Mais que uma oportunidade de exposição e posicionamento, o evento pode também ser um catalisador do desenvolvimento sustentável, capaz de atrair investimentos, ampliar apoio internacional e projetar o País como fornecedor de soluções climáticas e agroambientais. É o que destaca o documento preliminar divulgado pela Empresa Brasileira de Pesquisa Agropecuária (Embrapa), que enfatiza a importância de o Brasil se apresentar ao mundo com base em ciência e tecnologias inovadoras.

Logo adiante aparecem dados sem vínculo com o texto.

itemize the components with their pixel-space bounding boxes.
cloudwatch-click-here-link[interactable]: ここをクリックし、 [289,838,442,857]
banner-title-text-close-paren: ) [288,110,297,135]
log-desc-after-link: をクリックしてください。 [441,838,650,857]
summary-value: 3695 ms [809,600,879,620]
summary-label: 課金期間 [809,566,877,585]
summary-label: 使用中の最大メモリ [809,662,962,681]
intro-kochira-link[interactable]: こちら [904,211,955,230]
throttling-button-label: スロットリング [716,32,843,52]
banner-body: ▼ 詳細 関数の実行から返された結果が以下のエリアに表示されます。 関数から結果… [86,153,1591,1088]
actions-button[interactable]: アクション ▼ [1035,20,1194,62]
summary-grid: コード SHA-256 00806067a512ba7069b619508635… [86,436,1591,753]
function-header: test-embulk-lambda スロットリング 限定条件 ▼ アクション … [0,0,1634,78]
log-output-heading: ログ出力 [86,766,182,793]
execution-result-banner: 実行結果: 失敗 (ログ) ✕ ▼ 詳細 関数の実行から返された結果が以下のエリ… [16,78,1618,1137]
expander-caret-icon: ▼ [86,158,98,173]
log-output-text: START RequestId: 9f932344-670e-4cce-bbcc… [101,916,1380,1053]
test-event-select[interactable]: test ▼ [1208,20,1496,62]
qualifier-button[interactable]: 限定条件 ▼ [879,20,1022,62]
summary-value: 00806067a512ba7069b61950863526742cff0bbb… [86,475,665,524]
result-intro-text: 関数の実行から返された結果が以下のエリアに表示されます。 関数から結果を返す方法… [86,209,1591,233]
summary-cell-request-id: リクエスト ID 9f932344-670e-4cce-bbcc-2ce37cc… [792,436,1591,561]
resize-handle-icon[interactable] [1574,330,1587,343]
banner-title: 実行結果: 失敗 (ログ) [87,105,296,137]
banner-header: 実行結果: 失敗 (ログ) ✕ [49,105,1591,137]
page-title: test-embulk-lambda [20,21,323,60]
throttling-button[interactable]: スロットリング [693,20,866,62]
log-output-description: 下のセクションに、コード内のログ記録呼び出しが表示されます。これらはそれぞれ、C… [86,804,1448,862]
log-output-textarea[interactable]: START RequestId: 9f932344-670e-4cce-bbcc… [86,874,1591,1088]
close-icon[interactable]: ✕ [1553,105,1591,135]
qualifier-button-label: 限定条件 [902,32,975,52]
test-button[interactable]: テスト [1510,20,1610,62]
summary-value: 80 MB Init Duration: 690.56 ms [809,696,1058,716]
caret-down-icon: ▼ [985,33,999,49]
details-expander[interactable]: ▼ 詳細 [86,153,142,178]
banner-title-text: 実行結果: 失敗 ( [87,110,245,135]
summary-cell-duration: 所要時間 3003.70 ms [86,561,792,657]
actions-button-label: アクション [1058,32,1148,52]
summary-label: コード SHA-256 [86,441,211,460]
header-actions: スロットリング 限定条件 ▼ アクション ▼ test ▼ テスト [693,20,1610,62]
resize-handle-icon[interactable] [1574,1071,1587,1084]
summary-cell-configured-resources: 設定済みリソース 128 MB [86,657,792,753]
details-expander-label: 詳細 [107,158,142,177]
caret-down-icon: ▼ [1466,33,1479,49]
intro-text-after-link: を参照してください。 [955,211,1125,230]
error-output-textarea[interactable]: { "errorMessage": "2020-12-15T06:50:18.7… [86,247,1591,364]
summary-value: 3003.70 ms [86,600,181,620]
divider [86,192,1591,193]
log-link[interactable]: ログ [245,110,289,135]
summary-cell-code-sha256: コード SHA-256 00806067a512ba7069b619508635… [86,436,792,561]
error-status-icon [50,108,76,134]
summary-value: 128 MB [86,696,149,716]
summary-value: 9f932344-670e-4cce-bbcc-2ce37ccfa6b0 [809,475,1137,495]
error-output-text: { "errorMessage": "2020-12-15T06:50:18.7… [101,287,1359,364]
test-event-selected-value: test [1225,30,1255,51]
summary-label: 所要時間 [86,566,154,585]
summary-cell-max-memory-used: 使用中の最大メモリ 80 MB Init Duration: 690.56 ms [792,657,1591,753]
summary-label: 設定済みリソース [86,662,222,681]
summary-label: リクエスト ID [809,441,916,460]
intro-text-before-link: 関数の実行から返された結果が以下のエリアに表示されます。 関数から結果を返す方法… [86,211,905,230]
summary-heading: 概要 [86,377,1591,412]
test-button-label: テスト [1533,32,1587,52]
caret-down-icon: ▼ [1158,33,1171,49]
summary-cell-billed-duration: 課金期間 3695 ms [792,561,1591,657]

Entre os grandes propulsores da exportação brasileira, estão os alimentos. Em artigo publicado na Forbes, a engenheira de alimentos Helen Jacintho compactua dessa visão. Para ela, o Brasil tem condições de se firmar como provedor de soluções agroambientais e um dos maiores garantidores da segurança alimentar no planeta. “Todos os olhos do mundo estarão voltados ao Brasil. Será uma oportunidade ímpar de mostrar aos líderes e formadores de opinião mundiais o que nosso País tem realizado em sustentabilidade. Podemos nos colocar como um provedor de soluções”, afirmou a especialista, que atua em projetos de seleção genética na Brahmânia Continental e é juíza de morfologia pela Associação Brasileira dos Criadores de Zebu (ABCZ) – entidade responsável pelo registro genealógico das raças zebuínas no País. Ela alerta, porém, que para transformar a COP30 em um marco positivo, será necessário protagonismo nas negociações. Isso implica defender um marco regulatório internacional baseado em evidências científicas e em métricas reconhecidas para a fixação de carbono no solo.
Avanços comprovados
Os dados mostram que o Brasil reúne condições naturais, tecnológicas e produtivas para liderar uma agropecuária sustentável no século XXI, como elencado a seguir.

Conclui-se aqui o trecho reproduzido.